Xie Yunjing berpura-pura tidak melihatnya dan makan dengan sopan dan bermartabat.
Keluarga Shen pun semakin berani menggunakan sumpit mereka, dan ayam itu pun segera menghilang ke dalam mangkuk gerabah kasar.
Shen Taotao menatap sumpit Xie Yunjing dengan cemas. Ia terlalu halus, namun ia telah menggunakan sehelai daun sayur untuk memerasnya tiga kali.
Melihat ayam di mangkuk sudah hampir habis, dia akhirnya bergerak dan menekan potongan sayap ayam terakhir.
"Kenapa kau berlama-lama? Kalau kau lebih lambat lagi, bahkan tidak akan ada serpihan tulang yang tersisa." Ia memegang sayap ayam yang berkilau itu di antara sumpitnya dan meletakkannya dengan mantap ke dalam mangkuk tanah liat kasar milik Xie Yunjing yang setengah penuh, minyaknya melumuri sumpitnya.
Zhang Xun bahkan belum menelan biskuit di mulutnya saat dia melihat ini dan menepuk pahanya: "Tetap saja harus pemeran utama wanita kita..." Sebelum dia sempat selesai berbicara, sebuah sumpit menghantam kepalanya dengan bunyi "pukulan".
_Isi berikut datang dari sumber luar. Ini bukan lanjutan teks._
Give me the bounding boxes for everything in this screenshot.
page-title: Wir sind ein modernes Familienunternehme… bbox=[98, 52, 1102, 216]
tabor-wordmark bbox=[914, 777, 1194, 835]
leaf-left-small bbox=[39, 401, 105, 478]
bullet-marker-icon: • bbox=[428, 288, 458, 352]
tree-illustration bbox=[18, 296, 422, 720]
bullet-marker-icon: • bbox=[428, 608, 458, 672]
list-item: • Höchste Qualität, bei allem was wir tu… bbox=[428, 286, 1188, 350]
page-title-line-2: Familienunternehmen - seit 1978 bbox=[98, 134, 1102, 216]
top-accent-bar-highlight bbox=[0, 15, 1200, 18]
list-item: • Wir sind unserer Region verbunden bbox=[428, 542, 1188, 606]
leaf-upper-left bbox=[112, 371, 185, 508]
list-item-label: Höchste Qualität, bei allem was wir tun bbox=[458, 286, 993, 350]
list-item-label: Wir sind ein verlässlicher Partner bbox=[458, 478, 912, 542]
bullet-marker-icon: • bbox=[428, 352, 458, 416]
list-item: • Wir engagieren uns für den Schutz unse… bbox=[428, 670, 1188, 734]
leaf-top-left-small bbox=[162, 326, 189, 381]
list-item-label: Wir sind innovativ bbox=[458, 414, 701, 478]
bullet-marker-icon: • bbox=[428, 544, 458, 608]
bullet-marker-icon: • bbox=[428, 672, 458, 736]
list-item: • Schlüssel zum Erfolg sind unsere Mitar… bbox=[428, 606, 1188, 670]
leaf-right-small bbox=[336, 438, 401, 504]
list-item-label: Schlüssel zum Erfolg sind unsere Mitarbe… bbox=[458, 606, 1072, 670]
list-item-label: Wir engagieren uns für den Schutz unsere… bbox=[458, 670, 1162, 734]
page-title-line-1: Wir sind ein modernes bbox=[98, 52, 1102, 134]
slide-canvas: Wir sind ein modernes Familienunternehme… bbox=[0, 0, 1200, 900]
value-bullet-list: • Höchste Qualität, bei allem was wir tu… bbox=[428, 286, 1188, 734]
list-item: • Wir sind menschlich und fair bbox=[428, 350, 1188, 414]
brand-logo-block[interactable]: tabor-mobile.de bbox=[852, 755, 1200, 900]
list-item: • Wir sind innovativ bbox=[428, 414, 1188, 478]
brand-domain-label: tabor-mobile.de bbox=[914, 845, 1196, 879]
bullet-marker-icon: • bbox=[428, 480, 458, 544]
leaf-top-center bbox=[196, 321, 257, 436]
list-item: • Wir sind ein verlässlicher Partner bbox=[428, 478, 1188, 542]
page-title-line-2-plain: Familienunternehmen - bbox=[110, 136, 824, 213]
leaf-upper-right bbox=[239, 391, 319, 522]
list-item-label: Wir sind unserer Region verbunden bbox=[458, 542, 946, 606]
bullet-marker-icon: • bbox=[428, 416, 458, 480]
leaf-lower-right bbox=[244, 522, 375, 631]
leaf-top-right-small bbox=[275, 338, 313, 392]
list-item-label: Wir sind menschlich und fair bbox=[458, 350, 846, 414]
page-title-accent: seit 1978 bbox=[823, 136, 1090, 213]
"Bahkan makan daging pun tak bisa membuatmu diam." Sumpit Shen Taotao melayang di atas meja, dan ia pun dengan santai melemparkan sepotong ayam ke dalam mangkuknya.
Zhang Xunmei, sambil memamerkan gigi depannya, sama sekali tidak menyadari tatapan mata Xie Yunjing yang seolah ingin merebusnya dalam panci.
Kamu mau kelas apa? Kamu mau buah persikku yang ngasih makanan?